Organisation: mlpack
Mentor: Omar Shrit
This year my proposal got selected under GSoC-2021 by mlpack. mlpack
is a fast, flexible and amazing C++ Machine Learning Library with awesome community. Over the years we have seen huge growth the application of ML. Doesn't matter for which application you are using ML, one thing that you will always need is Fast Data Loading.

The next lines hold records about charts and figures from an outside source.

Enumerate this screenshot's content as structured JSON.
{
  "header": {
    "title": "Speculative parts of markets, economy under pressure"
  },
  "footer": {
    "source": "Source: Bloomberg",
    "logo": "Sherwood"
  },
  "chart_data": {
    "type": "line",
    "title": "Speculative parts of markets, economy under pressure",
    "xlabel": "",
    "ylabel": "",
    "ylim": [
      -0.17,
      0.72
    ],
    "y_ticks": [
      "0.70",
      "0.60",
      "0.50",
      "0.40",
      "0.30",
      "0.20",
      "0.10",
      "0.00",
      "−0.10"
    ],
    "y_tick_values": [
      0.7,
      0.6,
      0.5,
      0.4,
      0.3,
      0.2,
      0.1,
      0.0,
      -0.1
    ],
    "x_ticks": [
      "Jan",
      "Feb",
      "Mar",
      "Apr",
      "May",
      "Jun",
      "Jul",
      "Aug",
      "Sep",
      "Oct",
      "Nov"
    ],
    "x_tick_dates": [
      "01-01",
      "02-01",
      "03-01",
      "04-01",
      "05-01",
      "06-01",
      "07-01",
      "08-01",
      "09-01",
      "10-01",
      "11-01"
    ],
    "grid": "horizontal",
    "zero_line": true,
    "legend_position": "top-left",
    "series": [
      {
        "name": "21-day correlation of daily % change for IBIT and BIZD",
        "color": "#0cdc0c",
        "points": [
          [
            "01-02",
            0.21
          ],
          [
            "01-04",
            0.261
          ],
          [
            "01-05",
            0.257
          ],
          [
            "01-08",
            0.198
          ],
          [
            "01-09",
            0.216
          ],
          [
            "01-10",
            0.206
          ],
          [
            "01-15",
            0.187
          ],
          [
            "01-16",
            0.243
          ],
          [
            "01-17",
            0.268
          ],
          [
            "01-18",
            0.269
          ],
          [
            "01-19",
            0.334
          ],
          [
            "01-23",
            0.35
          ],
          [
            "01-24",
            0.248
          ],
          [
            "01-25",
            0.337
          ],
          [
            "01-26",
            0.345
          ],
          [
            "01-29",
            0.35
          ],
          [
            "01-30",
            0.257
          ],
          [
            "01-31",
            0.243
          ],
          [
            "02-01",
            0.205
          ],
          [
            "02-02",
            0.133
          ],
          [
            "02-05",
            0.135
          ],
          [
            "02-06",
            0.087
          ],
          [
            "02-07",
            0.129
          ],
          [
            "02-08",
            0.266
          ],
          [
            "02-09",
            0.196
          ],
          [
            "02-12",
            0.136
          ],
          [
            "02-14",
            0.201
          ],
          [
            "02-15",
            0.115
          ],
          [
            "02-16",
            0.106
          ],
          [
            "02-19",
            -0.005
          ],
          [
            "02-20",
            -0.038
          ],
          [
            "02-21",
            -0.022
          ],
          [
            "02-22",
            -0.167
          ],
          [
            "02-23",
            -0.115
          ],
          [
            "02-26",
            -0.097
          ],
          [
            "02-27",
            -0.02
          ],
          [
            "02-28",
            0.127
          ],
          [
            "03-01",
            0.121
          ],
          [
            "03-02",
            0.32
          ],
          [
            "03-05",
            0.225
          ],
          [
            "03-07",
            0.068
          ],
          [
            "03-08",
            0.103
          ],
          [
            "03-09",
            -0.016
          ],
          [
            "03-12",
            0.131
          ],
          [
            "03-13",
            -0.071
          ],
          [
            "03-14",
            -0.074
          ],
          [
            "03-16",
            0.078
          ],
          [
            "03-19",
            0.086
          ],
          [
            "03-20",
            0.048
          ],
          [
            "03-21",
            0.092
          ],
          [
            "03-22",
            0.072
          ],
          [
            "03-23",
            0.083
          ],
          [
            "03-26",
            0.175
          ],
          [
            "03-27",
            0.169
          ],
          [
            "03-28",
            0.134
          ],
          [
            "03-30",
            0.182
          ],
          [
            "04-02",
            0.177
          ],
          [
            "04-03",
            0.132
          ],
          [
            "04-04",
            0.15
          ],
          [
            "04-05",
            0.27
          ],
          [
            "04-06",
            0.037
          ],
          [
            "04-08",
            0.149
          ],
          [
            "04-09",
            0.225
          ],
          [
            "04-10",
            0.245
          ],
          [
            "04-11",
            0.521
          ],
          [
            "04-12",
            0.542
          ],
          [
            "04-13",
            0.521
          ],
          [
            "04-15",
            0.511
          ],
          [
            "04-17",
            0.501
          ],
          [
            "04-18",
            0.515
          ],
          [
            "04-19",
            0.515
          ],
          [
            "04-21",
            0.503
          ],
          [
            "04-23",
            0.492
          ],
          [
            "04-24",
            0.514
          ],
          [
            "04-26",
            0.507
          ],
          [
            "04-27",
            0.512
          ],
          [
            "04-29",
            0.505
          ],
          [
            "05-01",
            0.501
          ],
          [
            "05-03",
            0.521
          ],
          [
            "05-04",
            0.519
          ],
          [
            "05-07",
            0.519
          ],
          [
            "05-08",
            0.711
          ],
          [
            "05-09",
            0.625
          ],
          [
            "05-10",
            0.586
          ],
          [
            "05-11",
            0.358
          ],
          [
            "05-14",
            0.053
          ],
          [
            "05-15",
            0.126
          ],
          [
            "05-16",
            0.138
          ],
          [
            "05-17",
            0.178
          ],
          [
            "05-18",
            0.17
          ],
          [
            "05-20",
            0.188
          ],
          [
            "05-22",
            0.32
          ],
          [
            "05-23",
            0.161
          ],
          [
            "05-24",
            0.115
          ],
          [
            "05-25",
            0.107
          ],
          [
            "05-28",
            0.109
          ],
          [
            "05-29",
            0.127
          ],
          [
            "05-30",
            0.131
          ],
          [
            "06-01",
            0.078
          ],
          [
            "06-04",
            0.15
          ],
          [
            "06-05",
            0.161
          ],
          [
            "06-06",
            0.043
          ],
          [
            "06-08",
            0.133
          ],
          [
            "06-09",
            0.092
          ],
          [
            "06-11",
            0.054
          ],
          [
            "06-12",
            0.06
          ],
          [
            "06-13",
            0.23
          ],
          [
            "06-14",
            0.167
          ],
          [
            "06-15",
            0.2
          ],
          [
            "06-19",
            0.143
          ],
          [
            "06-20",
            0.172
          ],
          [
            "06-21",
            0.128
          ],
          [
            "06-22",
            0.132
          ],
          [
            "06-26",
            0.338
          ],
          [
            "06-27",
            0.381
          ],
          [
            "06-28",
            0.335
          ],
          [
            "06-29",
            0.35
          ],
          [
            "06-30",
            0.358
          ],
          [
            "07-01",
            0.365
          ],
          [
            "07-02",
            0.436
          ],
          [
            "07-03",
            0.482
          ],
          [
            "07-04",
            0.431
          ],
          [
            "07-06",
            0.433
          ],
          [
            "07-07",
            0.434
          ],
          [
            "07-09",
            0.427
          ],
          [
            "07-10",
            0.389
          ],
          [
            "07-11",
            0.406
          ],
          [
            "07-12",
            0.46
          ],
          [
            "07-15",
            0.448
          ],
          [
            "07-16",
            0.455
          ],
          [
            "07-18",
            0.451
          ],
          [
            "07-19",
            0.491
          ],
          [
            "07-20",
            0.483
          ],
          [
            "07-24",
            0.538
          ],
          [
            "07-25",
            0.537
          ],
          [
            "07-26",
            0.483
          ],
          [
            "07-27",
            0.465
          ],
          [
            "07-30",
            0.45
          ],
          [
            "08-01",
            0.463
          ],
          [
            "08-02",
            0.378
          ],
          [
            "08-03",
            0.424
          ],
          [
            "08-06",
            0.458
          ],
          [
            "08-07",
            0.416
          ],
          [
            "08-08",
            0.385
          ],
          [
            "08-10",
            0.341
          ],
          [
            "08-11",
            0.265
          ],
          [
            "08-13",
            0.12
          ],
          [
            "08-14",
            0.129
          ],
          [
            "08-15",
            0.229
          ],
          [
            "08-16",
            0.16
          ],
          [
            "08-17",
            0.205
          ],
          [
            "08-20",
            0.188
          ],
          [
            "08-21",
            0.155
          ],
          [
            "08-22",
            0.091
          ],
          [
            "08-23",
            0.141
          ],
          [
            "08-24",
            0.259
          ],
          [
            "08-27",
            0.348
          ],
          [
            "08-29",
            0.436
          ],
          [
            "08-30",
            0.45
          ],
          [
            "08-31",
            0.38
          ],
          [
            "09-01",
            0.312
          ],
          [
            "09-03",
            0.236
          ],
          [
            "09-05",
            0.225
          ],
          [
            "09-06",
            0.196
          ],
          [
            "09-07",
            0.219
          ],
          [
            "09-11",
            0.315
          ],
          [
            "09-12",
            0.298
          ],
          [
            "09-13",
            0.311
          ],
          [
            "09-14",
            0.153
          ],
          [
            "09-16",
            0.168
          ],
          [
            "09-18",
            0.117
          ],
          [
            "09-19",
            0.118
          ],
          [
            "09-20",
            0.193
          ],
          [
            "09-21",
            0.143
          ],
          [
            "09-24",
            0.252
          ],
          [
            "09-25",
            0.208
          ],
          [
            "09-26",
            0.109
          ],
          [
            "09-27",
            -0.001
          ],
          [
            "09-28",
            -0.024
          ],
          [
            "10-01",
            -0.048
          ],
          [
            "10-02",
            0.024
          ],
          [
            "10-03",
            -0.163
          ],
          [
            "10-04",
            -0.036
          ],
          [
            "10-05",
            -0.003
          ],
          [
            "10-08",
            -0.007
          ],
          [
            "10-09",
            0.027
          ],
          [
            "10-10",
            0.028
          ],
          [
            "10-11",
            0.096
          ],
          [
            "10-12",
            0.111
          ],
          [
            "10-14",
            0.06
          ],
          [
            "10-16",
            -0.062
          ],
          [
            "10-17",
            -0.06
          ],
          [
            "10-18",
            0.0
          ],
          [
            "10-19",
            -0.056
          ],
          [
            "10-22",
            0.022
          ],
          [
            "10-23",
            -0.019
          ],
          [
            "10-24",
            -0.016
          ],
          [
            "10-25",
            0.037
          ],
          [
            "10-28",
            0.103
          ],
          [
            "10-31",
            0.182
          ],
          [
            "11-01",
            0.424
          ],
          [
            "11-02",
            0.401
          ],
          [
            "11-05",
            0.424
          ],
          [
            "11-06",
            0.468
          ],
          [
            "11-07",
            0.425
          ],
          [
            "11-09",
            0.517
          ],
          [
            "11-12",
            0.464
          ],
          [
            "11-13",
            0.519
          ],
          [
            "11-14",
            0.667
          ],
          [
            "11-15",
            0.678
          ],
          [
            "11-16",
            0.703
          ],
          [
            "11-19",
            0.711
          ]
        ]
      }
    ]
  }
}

The project revolves around reducing the binary footprint of mlpack by replacing the functionality of boost::spirits
to handle a more diverse range of data in mlpack. This project is a part of the bigger goal of removing boost dependencies. The project aims to implement a parser by taking inspiration from armadillo's parser. A major goal will be to re-implement mlpack’s custom CSV parser that is currently being utilized to handle non-numeric data.
We were able to nearly acheive all the targets that were set in the proposal but there are many more things to do. We successfully implemented the parse for numeric data and also successfully removed boost::spirit
and adapted the parse for non-numeric data as well.
-
load_csv.hpp
as base for the parser- Declarations of all the fucntions used for parsing.
- Implementation of fucntions which are common to both types of parser.
-
load_numeric_csv.hpp
for numeric parser- Functions for loading numeric data.
-
load_categorical_csv.hpp
for cateforical data- Functions for loading categorical data using
DatasetMapper
.
- Functions for loading categorical data using
-
Implemented
FileTyp
in mlpack to replacearma::file_type
. -
Implemented a set of string algorithms.
trim()
trim_if()
-
Example on how to use
DatasetMapper
-
Adding
DatasetMapper
example to docs.
All of my work in wrapped in one PR only. You can have a look at the PR.
Go through the PR to follow the discussions. You can also jump to IRC. There are also mlpack IRC logs which Ryan has worked very hard to maintain so you can have a look there as well.
Best way to clear your querries? Ping me!!!. I would be more than happy to hear your views and clear any doubts that you have.
I will add more details about this soon.
I also logged my weekly progress and updates in form of blog. You can have a look here.
I will keep working on mlpack
since I have realized that the best way to learn in to contribute. There is still soo much to do with the data loading part in mlpack. Once this is merged into the master I will start working on restructing the load.hpp
. You can see more about it on my blog. I also have plans to work on creating a DataFrame
class for mlpack.
I would really like to thank mlpack
for this awesome summer. My mentor Omar Shrit guided me at each and every step of the way. Not only my mentor but the whole community was very helpful. Thank you Ryan, Marcus and everyone who were there for those aweomse discussions on IRC and weekly meetups.
At last I would like to thank Google for organising such an event and working towards the growth on open-source community.